Je ne sais pas si vous avez vu le film « Forrest Gump », ça me fait penser à ça. Il y a des trucs fous, comme par exemple, elle retient toutes les dates d’anniversaire des personnes qui nous entourent. Ou bien, quand elle fait des dessins, elle représente exactement les personnes comme elle les voit, aussi simple que cela puisse être mais tu les reconnais d’emblée. Elle dessine extrêmement bien. Il n’y a aucun superflu, tout est simple. C’est noir ou blanc. Pareil pour le repassage, elle le fait super bien ! Quand elle fait quelque chose, elle le fait avec minutie, patience et délicatesse. Et des fois elle s’attarde sur des détails de la nature que toi tu ne vois pas car tu es trop pris dans ton quotidien. Là, ça te mets sur « pause » et tu vois des détails que tu n’aurais peut-être jamais vus. C’est une sensibilité supplémentaire.

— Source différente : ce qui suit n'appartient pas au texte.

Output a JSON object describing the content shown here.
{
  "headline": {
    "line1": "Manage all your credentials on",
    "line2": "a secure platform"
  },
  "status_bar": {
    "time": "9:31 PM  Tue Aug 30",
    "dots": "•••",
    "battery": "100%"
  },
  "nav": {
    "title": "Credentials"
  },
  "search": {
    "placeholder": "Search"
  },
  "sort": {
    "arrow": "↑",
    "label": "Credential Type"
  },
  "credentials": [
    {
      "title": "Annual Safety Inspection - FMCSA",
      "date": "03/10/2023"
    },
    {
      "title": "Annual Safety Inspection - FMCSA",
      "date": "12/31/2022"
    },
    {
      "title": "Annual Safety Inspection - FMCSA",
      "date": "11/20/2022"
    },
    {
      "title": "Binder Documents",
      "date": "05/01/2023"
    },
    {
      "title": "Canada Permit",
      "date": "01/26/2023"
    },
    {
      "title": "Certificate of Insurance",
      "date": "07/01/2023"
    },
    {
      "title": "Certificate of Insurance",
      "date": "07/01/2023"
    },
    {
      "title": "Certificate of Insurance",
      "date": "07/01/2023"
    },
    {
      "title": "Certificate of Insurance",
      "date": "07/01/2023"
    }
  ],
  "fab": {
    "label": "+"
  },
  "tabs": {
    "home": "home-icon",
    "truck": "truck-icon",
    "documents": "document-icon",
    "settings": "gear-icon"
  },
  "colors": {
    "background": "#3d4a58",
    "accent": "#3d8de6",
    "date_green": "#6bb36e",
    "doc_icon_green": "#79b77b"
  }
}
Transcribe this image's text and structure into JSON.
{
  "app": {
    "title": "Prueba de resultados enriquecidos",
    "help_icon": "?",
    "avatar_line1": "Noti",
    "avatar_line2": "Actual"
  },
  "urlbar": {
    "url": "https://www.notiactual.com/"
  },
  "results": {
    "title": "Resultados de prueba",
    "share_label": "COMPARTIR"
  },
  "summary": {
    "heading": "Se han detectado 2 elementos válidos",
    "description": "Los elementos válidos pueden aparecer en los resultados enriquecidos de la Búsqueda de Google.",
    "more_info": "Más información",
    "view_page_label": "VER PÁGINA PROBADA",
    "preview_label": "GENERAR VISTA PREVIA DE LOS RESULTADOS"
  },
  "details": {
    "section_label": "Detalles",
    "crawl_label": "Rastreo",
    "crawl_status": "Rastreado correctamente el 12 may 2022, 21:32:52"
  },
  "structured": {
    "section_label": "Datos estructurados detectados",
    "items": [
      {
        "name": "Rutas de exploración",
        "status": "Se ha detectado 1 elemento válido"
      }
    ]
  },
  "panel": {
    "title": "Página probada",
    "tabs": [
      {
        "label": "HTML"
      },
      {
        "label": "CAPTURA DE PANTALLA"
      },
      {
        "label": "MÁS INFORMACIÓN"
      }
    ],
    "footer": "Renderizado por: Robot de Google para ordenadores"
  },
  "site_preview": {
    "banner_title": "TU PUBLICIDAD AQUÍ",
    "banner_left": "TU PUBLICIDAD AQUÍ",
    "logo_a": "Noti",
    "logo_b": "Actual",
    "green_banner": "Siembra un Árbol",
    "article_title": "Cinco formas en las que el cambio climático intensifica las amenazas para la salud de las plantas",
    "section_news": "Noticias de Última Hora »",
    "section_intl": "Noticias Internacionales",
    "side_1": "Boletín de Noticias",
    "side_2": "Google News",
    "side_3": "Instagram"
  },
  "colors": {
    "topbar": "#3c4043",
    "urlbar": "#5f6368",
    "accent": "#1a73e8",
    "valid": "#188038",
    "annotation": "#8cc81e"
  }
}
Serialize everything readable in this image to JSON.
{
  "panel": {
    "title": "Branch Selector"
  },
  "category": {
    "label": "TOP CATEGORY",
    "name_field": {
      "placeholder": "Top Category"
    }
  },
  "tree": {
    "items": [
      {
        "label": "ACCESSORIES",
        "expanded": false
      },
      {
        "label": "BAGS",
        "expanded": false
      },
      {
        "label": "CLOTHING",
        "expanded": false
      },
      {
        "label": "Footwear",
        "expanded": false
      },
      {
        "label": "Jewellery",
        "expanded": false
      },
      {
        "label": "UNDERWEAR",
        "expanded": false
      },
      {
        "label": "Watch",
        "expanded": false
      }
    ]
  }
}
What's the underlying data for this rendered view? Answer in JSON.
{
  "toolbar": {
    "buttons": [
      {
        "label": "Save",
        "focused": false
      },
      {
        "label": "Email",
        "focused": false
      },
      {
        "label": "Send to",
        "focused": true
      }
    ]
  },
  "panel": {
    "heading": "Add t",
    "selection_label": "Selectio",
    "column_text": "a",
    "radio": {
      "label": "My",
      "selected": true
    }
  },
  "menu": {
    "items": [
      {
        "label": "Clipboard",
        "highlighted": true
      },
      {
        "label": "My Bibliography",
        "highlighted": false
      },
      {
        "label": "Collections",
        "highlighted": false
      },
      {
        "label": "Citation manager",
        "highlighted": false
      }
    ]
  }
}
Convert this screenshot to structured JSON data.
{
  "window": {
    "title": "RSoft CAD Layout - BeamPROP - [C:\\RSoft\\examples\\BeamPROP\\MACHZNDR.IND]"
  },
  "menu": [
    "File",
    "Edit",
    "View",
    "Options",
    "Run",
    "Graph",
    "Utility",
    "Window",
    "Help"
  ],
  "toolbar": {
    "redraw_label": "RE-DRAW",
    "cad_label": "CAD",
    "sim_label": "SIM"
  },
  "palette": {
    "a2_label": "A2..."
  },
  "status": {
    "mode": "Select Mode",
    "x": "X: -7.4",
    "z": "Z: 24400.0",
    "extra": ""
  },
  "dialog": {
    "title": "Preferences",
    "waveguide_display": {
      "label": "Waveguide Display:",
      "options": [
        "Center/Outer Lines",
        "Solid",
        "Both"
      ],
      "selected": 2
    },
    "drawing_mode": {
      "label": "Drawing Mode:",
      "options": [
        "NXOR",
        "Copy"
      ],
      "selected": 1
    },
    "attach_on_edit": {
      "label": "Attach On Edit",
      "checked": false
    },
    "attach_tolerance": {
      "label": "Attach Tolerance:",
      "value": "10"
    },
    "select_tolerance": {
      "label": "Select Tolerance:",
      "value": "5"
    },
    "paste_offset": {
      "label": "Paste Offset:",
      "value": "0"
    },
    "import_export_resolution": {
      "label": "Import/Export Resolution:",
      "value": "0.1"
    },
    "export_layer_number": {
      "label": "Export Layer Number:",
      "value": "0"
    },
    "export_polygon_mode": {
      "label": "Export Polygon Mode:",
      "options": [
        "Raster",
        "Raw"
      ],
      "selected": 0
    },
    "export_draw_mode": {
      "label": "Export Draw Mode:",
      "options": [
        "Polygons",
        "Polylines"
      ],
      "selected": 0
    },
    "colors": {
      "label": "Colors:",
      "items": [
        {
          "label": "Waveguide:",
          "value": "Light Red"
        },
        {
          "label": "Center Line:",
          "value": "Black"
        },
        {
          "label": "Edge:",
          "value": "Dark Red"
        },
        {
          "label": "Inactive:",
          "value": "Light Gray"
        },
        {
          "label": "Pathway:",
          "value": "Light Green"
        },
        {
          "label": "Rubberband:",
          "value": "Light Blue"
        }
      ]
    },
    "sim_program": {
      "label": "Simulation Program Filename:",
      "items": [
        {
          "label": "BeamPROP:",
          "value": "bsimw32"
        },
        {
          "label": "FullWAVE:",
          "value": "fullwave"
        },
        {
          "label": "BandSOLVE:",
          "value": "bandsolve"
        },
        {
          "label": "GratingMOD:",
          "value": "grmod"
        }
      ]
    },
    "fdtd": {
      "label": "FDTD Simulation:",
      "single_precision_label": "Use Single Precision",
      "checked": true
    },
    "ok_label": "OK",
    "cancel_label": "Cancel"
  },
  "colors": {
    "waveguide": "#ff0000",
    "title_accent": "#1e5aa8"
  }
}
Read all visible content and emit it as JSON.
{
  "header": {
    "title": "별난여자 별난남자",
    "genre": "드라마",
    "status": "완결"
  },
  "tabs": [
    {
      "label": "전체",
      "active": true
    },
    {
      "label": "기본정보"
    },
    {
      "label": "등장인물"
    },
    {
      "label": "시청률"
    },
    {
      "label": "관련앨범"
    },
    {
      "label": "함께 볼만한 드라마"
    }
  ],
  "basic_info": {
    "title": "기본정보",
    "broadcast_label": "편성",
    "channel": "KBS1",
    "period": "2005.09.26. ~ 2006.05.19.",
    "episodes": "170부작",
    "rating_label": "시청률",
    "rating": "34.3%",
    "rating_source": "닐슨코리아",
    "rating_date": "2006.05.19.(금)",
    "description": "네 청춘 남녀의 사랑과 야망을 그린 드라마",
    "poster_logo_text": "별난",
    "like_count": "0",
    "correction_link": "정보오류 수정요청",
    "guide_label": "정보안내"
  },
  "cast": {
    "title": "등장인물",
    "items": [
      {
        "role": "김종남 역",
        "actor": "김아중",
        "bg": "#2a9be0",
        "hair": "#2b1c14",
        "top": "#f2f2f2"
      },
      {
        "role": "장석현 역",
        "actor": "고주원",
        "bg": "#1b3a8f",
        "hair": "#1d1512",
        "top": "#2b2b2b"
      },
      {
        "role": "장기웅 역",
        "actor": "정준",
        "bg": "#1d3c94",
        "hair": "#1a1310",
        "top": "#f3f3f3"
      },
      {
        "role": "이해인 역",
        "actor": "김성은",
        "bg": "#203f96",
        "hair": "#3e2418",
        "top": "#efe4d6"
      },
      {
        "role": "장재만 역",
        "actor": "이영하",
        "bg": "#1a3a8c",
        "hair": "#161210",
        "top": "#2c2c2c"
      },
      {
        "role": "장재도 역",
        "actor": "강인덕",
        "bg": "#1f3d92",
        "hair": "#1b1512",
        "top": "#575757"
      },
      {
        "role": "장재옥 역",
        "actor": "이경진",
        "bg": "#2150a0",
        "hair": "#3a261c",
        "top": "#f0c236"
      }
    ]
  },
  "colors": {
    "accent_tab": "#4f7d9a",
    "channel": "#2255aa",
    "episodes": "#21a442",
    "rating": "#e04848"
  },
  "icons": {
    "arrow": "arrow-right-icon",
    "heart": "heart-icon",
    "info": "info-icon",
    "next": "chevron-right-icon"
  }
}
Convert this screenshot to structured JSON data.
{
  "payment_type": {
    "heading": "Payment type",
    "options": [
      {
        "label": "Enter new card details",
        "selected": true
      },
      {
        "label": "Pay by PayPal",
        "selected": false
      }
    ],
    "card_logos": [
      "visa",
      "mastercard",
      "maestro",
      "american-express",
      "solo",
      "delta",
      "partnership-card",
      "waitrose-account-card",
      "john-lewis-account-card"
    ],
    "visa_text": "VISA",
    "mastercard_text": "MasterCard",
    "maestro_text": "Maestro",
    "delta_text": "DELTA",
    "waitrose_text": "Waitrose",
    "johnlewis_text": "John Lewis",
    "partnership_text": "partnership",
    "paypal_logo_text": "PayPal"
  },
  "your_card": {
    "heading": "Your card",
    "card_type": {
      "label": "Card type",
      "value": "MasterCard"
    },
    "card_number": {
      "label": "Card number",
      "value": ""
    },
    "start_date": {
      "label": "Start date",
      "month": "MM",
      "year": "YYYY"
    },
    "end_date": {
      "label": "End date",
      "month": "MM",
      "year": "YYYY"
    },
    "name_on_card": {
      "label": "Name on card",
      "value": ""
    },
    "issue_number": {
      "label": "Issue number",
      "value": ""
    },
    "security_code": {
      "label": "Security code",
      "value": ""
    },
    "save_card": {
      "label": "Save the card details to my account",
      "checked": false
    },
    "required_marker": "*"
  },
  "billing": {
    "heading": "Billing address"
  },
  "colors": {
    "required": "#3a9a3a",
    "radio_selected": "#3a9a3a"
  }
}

Pareil, les peu de fois où j’ai montré des faiblesses, elle le voit tout de suite, elle le ressent. Et, combien de fois elle a essayé de me rassurer à sa manière… 🙂

♥Du bonheur au quotidien

L’expérience d’une sœur ou d’un frère n’est pas la même que pour les parents. On ne vit pas les choses de la même manière. Le fait que je sois arrivée dans la vie de mes parents, de ma sœur, ça l’a poussée à mieux faire car j’étais, et je mets bien entre-guillemets, « normale ». Ça l’a poussée à essayer de faire mieux au quotidien car j’y arrivais plus facilement. D’ailleurs, mes parents ont donc beaucoup plus « misé sur moi », j’ai eu une petite forme de « pression » car il m’ont très vite inscrite au piano, à la natation, je devais exceller partout comme si je devais rattraper tout « pour deux ».

J’admire les parents d’enfants handicapés car leur travail de longue haleine est extrêmement reconnaissant. C’est plus qu’un boulot à plein temps, c’est des heures supplémentaires. Cela demande un investissement énorme et je souhaite encourager toutes les personnes dans cette situation. Je les respecte énormément.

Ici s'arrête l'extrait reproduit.